Wäre sie ersteres, wäre sie vom "zufälligen" Dafürhalten der andern und von deren Willkür abhängig. Das trifft den Begriff der Würde nicht. Insofern ist Würde immer nur etwas, das als Potential in uns Menschen verankert ist: ein Ruf an uns selbst, uns in unserer Würde zu halten. Vielleicht kann man diese "Würde" auch als ein "Bei-Sich-Sein" verstehen. Aber auch das wäre wohl mal einen gesonderten Thread wert. Es gibt Zeugnisse von KZ-Häftlingen, die mich zur Vermutung veranlassen, dass es ihnen gelang, auch in dieser schrecklichen Situation in ihrer Würde zu bleiben.

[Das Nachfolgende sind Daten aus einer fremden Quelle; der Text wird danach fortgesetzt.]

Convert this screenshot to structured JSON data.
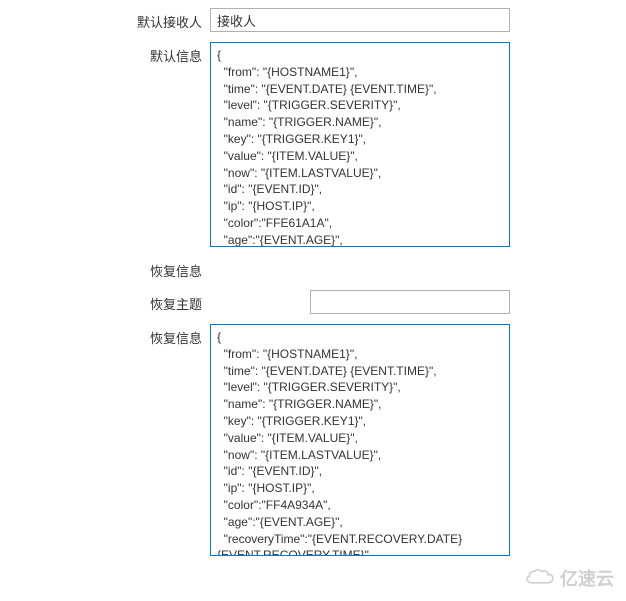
{
  "form": {
    "recipient": {
      "label": "默认接收人",
      "value": "接收人"
    },
    "defaultMessage": {
      "label": "默认信息",
      "value": "{\n  \"from\": \"{HOSTNAME1}\",\n  \"time\": \"{EVENT.DATE} {EVENT.TIME}\",\n  \"level\": \"{TRIGGER.SEVERITY}\",\n  \"name\": \"{TRIGGER.NAME}\",\n  \"key\": \"{TRIGGER.KEY1}\",\n  \"value\": \"{ITEM.VALUE}\",\n  \"now\": \"{ITEM.LASTVALUE}\",\n  \"id\": \"{EVENT.ID}\",\n  \"ip\": \"{HOST.IP}\",\n  \"color\":\"FFE61A1A\",\n  \"age\":\"{EVENT.AGE}\",\n  \"status\":\"{EVENT.STATUS}\"\n}"
    },
    "recoveryEnable": {
      "label": "恢复信息"
    },
    "recoverySubject": {
      "label": "恢复主题",
      "value": ""
    },
    "recoveryMessage": {
      "label": "恢复信息",
      "value": "{\n  \"from\": \"{HOSTNAME1}\",\n  \"time\": \"{EVENT.DATE} {EVENT.TIME}\",\n  \"level\": \"{TRIGGER.SEVERITY}\",\n  \"name\": \"{TRIGGER.NAME}\",\n  \"key\": \"{TRIGGER.KEY1}\",\n  \"value\": \"{ITEM.VALUE}\",\n  \"now\": \"{ITEM.LASTVALUE}\",\n  \"id\": \"{EVENT.ID}\",\n  \"ip\": \"{HOST.IP}\",\n  \"color\":\"FF4A934A\",\n  \"age\":\"{EVENT.AGE}\",\n  \"recoveryTime\":\"{EVENT.RECOVERY.DATE} {EVENT.RECOVERY.TIME}\",\n  \"status\":\"{EVENT.RECOVERY.STATUS}\"\n}"
    }
  },
  "watermark": {
    "text": "亿速云"
  }
}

Nun haben wir aber seit der französischen Revolution einen anderen Begriff von Würde entwickelt, der tatsächlich versucht, die Würde dingfest zu machen. Wir begannen vor zweihundert Jahren, den Menschen als eine Persönlichkeit zu definieren, die ein staatlich verbrieftes RECHT auf Selbstentfaltung hat. Wir koppelten seine Würde an die Möglichkeiten seiner Selbstentfaltung. Und dieser Gedanke fand Eingang in das Grundgesetz der Bundesrepublik. Wenn wir in DIESEM Sinne von "unwürdigem" Dasein reden, meinen wir, dass die Gemeinschaft, die politische Herrschaft, die Polizei, der Geheimdienst, welche Organisationsform auch immer, einem Menschen die Möglichkeit zu dieser Selbstentfaltung vorenthält. Wir haben an diese Selbstentfaltung materielle "Werte" geknüpft. So empfinden wir es als unwürdig, wenn ein Bürger unseres Landes auf der Strasse leben muss. Deshalb haben wir uns vorgenommen, ihm seine "Würde" zurückzugeben, indem wir ihm aus unserem Steuersäckel Sozialhilfe bezahlen, damit er sich eine Wohnung leisten kann.

DIESER Begriff von "Würde" hängt also von unseren Wertsetzungen ab und ist damit kulturell bedingt und willkürlich. Meine Rede vom "Scheiden aus einem unwürdigen Dasein" bezog sich auf die innere, eingeborene Würde des Menschen. Und wir werden, wie gesagt, von aussen niemals mit Sicherheit ausmachen können, wann ein Mensch – vielleicht unbewusst – spürt, dass er nicht mehr in seiner Würde bleiben kann.

Nun hoffe ich, dass ich ein wenig deine Fragen klären konnte.